17 Toen zei David: ‘Ik heb ontzettende dorst! Wie brengt mij water uit de put bij de stadspoort van Betlehem?’ 18 Meteen gingen de drie legerleiders op weg naar Betlehem. Ze liepen in het geheim door het kamp van de Filistijnen en haalden water uit de put bij de poort. Maar toen ze dat bij David brachten, wilde hij het niet meer drinken. In plaats daarvan goot hij het op de grond, als offer voor de Heer. 19 En hij zei: ‘God, ik wil dit water niet drinken.

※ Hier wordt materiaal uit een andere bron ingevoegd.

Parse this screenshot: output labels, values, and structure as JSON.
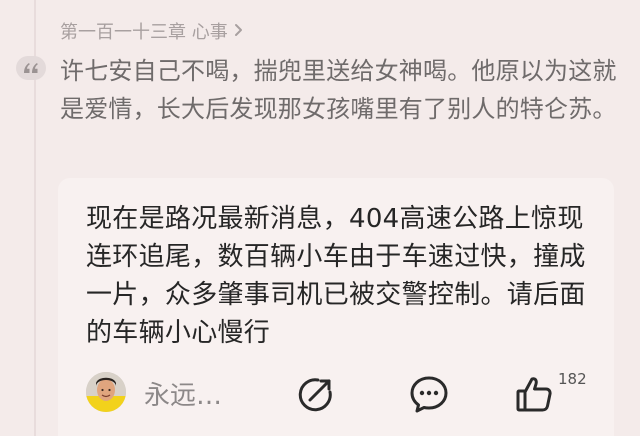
{
  "chapter": {
    "title": "第一百一十三章 心事",
    "chevron_icon": "chevron-right-icon"
  },
  "quote": {
    "icon": "quote-icon",
    "text": "许七安自己不喝，揣兜里送给女神喝。他原以为这就是爱情，长大后发现那女孩嘴里有了别人的特仑苏。"
  },
  "reply": {
    "text": "现在是路况最新消息，404高速公路上惊现连环追尾，数百辆小车由于车速过快，撞成一片，众多肇事司机已被交警控制。请后面的车辆小心慢行",
    "username": "永远…",
    "share_icon": "share-icon",
    "comment_icon": "comment-icon",
    "like_icon": "thumbs-up-icon",
    "like_count": "182"
  },
  "colors": {
    "background": "#f4ebea",
    "card": "#f8f1f0",
    "muted_text": "#a8a0a0",
    "quote_text": "#6f6b6b",
    "body_text": "#262626"
  }
}
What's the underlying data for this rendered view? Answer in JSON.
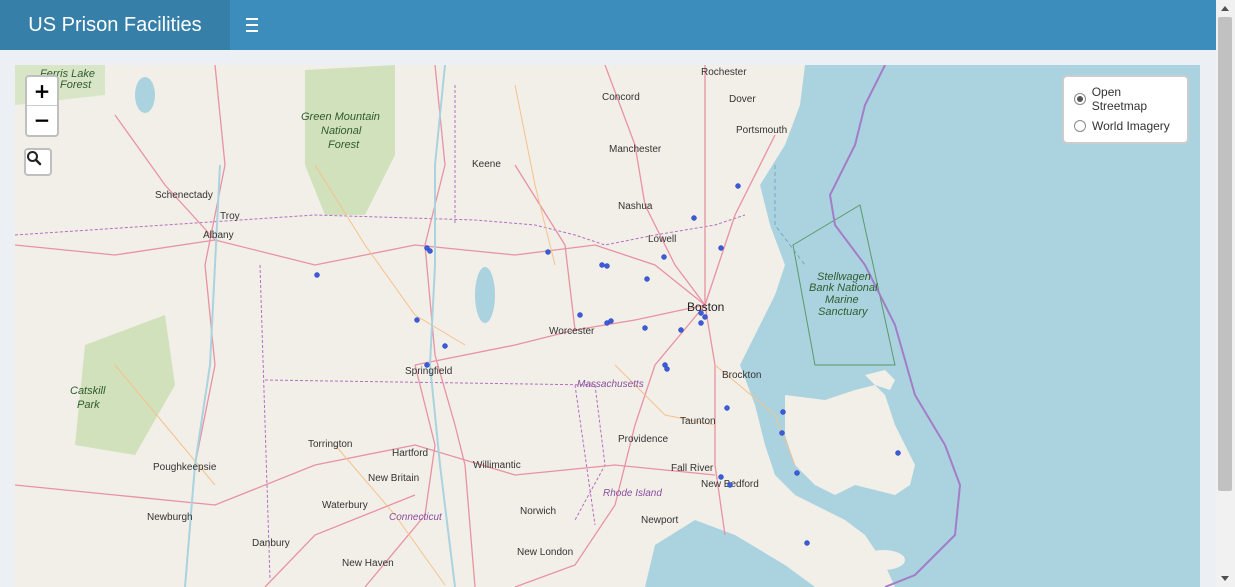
{
  "header": {
    "title": "US Prison Facilities",
    "menu_icon": "hamburger-icon",
    "color": "#3c8dbc",
    "logo_color": "#367fa9"
  },
  "map": {
    "zoom_in": "+",
    "zoom_out": "−",
    "search_icon": "search-icon",
    "layers": [
      {
        "label": "Open Streetmap",
        "selected": true
      },
      {
        "label": "World Imagery",
        "selected": false
      }
    ],
    "place_labels": [
      "Ferris Lake",
      "Forest",
      "Green Mountain",
      "National",
      "Forest",
      "Rochester",
      "Concord",
      "Dover",
      "Portsmouth",
      "Manchester",
      "Keene",
      "Schenectady",
      "Troy",
      "Albany",
      "Nashua",
      "Lowell",
      "Boston",
      "Stellwagen",
      "Bank National",
      "Marine",
      "Sanctuary",
      "Worcester",
      "Springfield",
      "Massachusetts",
      "Brockton",
      "Catskill",
      "Park",
      "Taunton",
      "Providence",
      "Torrington",
      "Hartford",
      "Willimantic",
      "Fall River",
      "Poughkeepsie",
      "New Britain",
      "New Bedford",
      "Rhode Island",
      "Waterbury",
      "Connecticut",
      "Norwich",
      "Newport",
      "Newburgh",
      "Danbury",
      "New London",
      "New Haven"
    ],
    "marker_color": "#3b5bdb",
    "water_color": "#aad3df",
    "land_color": "#f2efe9"
  }
}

Want de mannen hebben het voor mij gehaald met gevaar voor hun eigen leven!’
De drie legerleiders deden vaker zulke dappere dingen.

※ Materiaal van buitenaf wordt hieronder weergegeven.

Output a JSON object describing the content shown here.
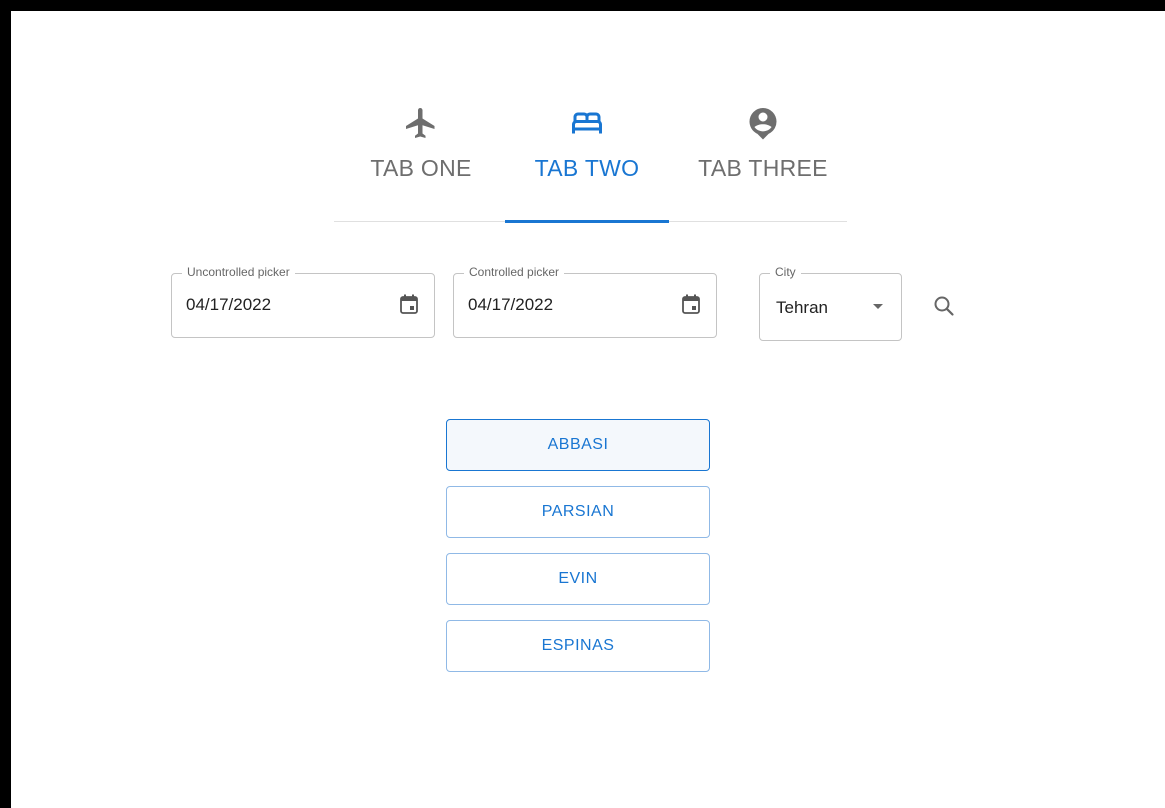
{
  "tabs": [
    {
      "label": "TAB ONE",
      "icon": "airplane-icon",
      "active": false
    },
    {
      "label": "TAB TWO",
      "icon": "hotel-bed-icon",
      "active": true
    },
    {
      "label": "TAB THREE",
      "icon": "account-pin-icon",
      "active": false
    }
  ],
  "filters": {
    "uncontrolled_picker": {
      "label": "Uncontrolled picker",
      "value": "04/17/2022",
      "icon": "calendar-icon"
    },
    "controlled_picker": {
      "label": "Controlled picker",
      "value": "04/17/2022",
      "icon": "calendar-icon"
    },
    "city": {
      "label": "City",
      "value": "Tehran",
      "icon": "caret-down-icon"
    },
    "search_icon": "search-icon"
  },
  "hotels": [
    {
      "label": "ABBASI",
      "selected": true
    },
    {
      "label": "PARSIAN",
      "selected": false
    },
    {
      "label": "EVIN",
      "selected": false
    },
    {
      "label": "ESPINAS",
      "selected": false
    }
  ],
  "colors": {
    "primary": "#1976d2",
    "inactive_tab": "#6e6e6e",
    "border": "#c4c4c4"
  }
}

De legerleiders Absai en Benaja
20 Absai was de belangrijkste van de drie legerleiders. Hij was een broer van Joab. Absai doodde met zijn speer driehonderd mannen. Zo werd hij bekend. 21 Hij had de leiding over de andere twee legerleiders. Maar hij was niet zo beroemd als de drie beroemdste soldaten van David.
22 Ook Benaja hoorde bij de dapperste legerleiders. Hij was een zoon van Jojada uit Kabseël. Benaja was een echte held. Hij had de twee zonen van Ariël uit Moab verslagen. En hij had een keer een leeuw gedood in een put, toen het sneeuwde. 23 Ook had hij een keer een Egyptenaar verslagen, die wel meer dan twee meter lang was. De Egyptenaar had een enorme speer in zijn hand. En Benaja had alleen maar een stok. Daarmee sloeg hij de speer uit de hand van de Egyptenaar, en doodde hem daarmee.

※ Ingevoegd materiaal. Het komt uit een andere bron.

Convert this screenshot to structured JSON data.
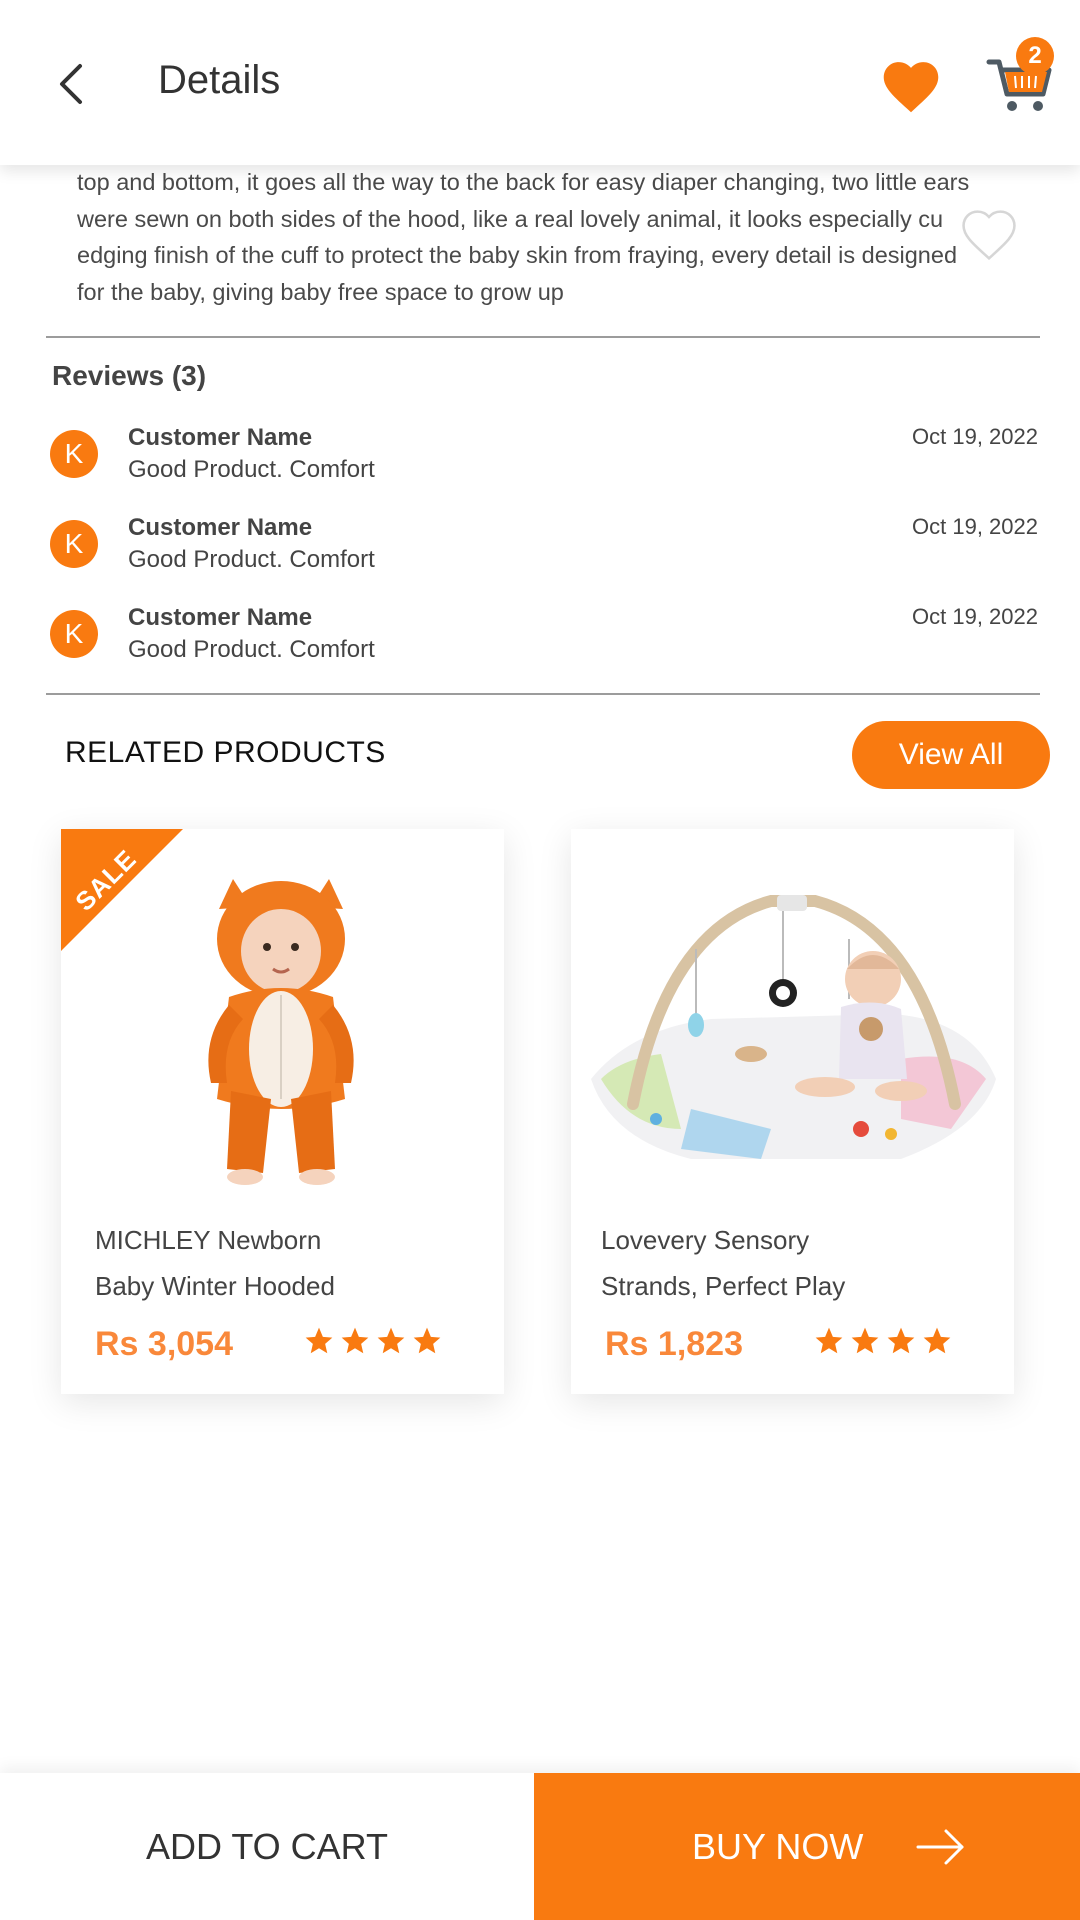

24 Zulke dingen deed Benaja. Zo werd hij bekend als één van de drie dapperste legerleiders. 25 David gaf hem de leiding over zijn lijfwacht. Van de dertig legerleiders was Benaja één van de belangrijkste. Maar hij was niet zo beroemd als de drie beroemdste soldaten.
Andere belangrijke soldaten
26 Andere belangrijke soldaten waren: Asaël, de broer van Joab. Elchanan, de zoon van Dodo, uit Betlehem. 27 Sammot uit Haror. Cheles uit Pelon. 28 Ira, de zoon van Ikkes, uit Tekoa. Abiëzer uit Anatot. 29 Sibbechai uit Chusa. Ilai uit Achoach. 30 Maharai uit Netofa. Cheled, de zoon van Baäna, ook uit Netofa. 31 Itai, de zoon van Ribai, uit Gibea in het gebied Benjamin. Benaja uit Piraton. 32 Churai uit de dalen bij de berg Gaäs. Abiël uit het Araba-dal. 33 Azmawet uit Bacharum. Eljachba uit Saälbon. 34 Hasem uit Gizon. Jonatan, de zoon van Sage, uit Harar. 35 Achiam, de zoon van Sachar, ook uit Harar. Elifal, de zoon van Ur. 36 Chefer uit Mechera. Achia uit Pelon. 37 Chesro uit Karmel. Naärai, de zoon van Ezbai. 38 Joël, de broer van Natan. Mibchar, de zoon van Hagri. 39 Selek uit Ammon. Nachrai uit Beërot, die de knecht was van Joab, de zoon van Seruja. 40 Ira en Gareb uit Jeter. 41 De Hethiet Uria. Zabad, de zoon van Achlai. 42 Adina, de zoon van Siza uit de stam Ruben, de leider van zijn stam en officier over dertig soldaten. 43 Chanan, de zoon van Maächa. Josafat uit Meten. 44 Uzzia uit Astarot. Sama en Jeïël, de zonen van Chotam, uit Aroër. 45 Jediaël, de zoon van Simri, en zijn broer Jocha, uit Tis. 46 Eliël uit Machanaïm. Jeribai en Josawja, de zonen van Elnaäm. Jitma uit Moab. 47 En ten slotte Eliël, Obed en Jaäsiël uit Soba.